Luis Alberto is one of the biggest let-downs of Liverpool’s transfer record under FSG, due to his success since at Lazio, and the Spaniard regrets not giving his all at Anfield.
Believe it or not, given how low his profile was while on Merseyside, but Alberto is now one of the most outstanding midfielders in Europe.
This season, only six players across the world’s top divisions have recorded more assists than the 27-year-old, who has teed up his team-mates 15 times in Serie A.
Among that group ahead of him are Lionel Messi, Thomas Muller and Kevin De Bruyne, with his role at Lazio as crucial as those luminaries at their respective clubs; he is Simone Inzaghi’s linchpin.
He looks a changed man, having grown into his lanky frame and accented his face with impressive facial hair, but most eye-catching is the confidence and freedom he now plays with.
Alberto only made 12 appearances for the Reds following his £6.8 million switch from Sevilla in 2013, all in his first season on the books, with his sole assist coming in the 5-0 thrashing of Tottenham.
He spent time with Malaga and Deportivo on loan, and while there was initial hope of a chance under Jurgen Klopp upon his return in 2016, he was ultimately sold to Lazio.
Now, speaking to France Football, the midfielder has admitted he sees it as “a shame” that he was unable to show his potential at Liverpool, blaming himself “in terms of work and focus.”
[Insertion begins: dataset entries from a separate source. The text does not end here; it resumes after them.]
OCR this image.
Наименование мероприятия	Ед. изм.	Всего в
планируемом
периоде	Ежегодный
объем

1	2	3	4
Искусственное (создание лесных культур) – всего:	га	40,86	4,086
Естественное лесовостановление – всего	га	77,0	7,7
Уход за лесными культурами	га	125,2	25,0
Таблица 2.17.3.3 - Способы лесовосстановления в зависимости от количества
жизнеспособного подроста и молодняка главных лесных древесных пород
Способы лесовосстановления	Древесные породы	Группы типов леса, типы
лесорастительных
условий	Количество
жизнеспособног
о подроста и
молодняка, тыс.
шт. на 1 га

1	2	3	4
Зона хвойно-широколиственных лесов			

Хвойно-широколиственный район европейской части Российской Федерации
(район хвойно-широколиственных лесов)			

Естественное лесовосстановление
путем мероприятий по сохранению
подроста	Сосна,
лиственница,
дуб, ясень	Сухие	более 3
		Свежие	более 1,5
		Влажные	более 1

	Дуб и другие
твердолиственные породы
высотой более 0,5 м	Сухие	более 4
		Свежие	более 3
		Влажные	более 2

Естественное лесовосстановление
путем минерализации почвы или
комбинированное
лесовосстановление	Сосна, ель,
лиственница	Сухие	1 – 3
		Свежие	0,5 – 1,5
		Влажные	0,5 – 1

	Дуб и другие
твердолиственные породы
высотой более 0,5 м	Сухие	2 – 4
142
“I think it’s a little bit my fault,” he said.
“I didn’t do everything necessary to be at my level in terms of work and focus. What I should have done at 20, I was only able to do it at 25.
“It’s a shame, I lost a few years. I’m 27 now. I’m trying to make the most of it and I think there’s a lot of time left to continue to enjoy myself.”
It is a shame, too, for the Reds, that Alberto was not given the opportunity to impress once he was part of Klopp’s squad, as despite training throughout the manager’s first pre-season he failed to feature in any friendlies.
Liverpool sold him to Lazio for just £4.2 million, though that fee should have now risen to £6 million and the clubs did agree a 30 percent sell-on clause should he depart Rome.
Whether he would have fit into Klopp’s system is unclear, with his measured style perhaps more suited to Serie A, and it could be that that first year set him back too much in terms of acclimatising.
“At Liverpool, I adapted well, but it happened bit by bit,” he continued.
He believes he had reached a “good level” by the end of the season, but the success of Brendan Rodgers’ side—and no doubt the jarring relationship between manager and the club’s recruitment—ensured that came too late.
Neither party should have serious regrets—the Reds are now champions of England and Alberto has found his home at Lazio—but it stands as one of the disappointments of that era.